The state court tossed the statement, the military courts thought it was just dandy and used it.

This is black letter law. He wrote no on the form, and the cops kept going.

Anonymous said...

Anon 1229: Counting CCA, 7 of 8 appellate judges think otherwise. Oh yeah, and one state level trial judge is with you.

Anonymous said...

1229: It's also worth noting that CAAFlog isn't discussing what arguments were made at the state court and what (if any) reasoning was offered to suppress the statement.

I don't know whether you are operating under the assumption that identical or better arguments were made...but I wouldn't be so sure.

The fact is, Delarosa wasn't forced to say anything. When he found out his wife was getting a poly, he volunteered to speak. It's also worth noting that this decision was made while walking back from a head call, not during some kind of pressure-packed interrogation room discussion.

Anonymous said...

The VA district court judge suppressed the statement after the commonwealth attorney failed to provide any evidence or coherent argument as to the admissibility of the statement the state intended to offer.

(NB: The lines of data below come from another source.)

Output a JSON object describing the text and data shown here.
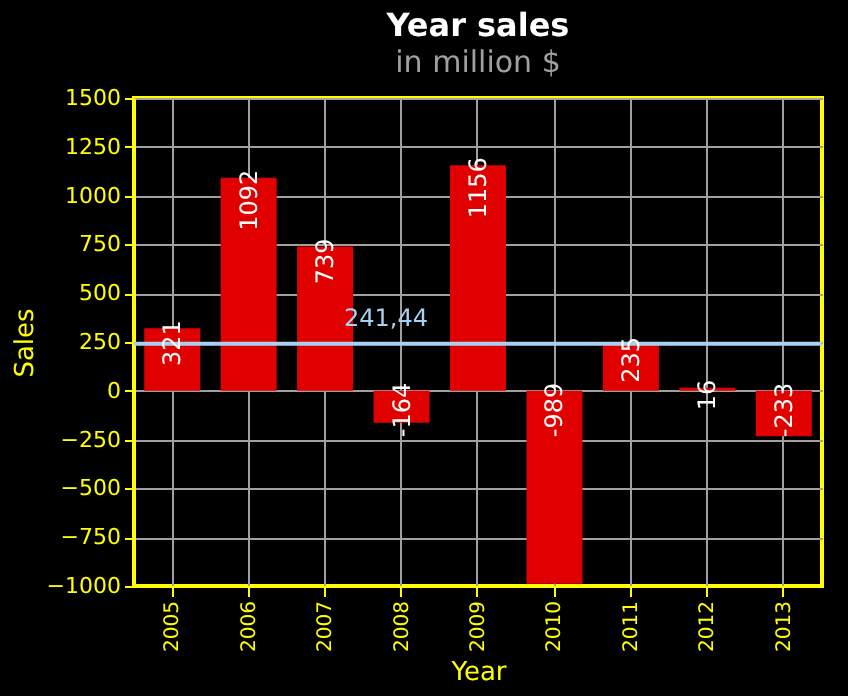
{
  "chart_data": {
    "type": "bar",
    "title": "Year sales",
    "subtitle": "in million $",
    "xlabel": "Year",
    "ylabel": "Sales",
    "categories": [
      "2005",
      "2006",
      "2007",
      "2008",
      "2009",
      "2010",
      "2011",
      "2012",
      "2013"
    ],
    "values": [
      321,
      1092,
      739,
      -164,
      1156,
      -989,
      235,
      16,
      -233
    ],
    "color": "#e00000",
    "data_labels": true,
    "grid": true,
    "ylim": [
      -1000,
      1500
    ],
    "yticks": [
      -1000,
      -750,
      -500,
      -250,
      0,
      250,
      500,
      750,
      1000,
      1250,
      1500
    ],
    "ref_lines": [
      {
        "axis": "y",
        "value": 241.44,
        "label": "241,44",
        "color": "#a8d0f0"
      }
    ]
  }
}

In fact, it was the abysmal record at the courthouse in Norfolk, coupled with the fact that we had a dead infant with a unanimous conclusion by medical experts that the cause of death was a homicide, that led us (I say "us" b/c I was the prosecutor that took this issue into court on behalf of the United States) to re-charge this case.

Also worth noting is that the Navy's Manual of the Judge Advocate General (JAGMAN) section 0124 requires the permission from the JAG to even refer charges against an accused in "[c]ases in which civilian proceedings concluded without conviction for any reason other than acquittal
after trial on the merits." Thus, we had to make our case before the JAG long before this suppression hearing was held before Judge O'Toole.

Finally, one additional comment regarding the CAAF's brief analysis as to the voluntariness of the statements. As a recent graduate of SERE school, AO3 Delarosa was a person who was specifically trained to resist an atmosphere of coercion and intimidation (though that was not what happened in the interrogation room in Va Beach). This was a point stressed during the argument that was not included in the opinion.

The CAAF got this one right.

Anonymous said...

So how in the world did this guy end up acquitted on all charges except for one aggravated assault spec for which he recieved a measly 3 months? Sounds to me like while the suppression motion failed, the circumstances were still useful to the defense for findings strategy and the statements weren't all that great to begin with.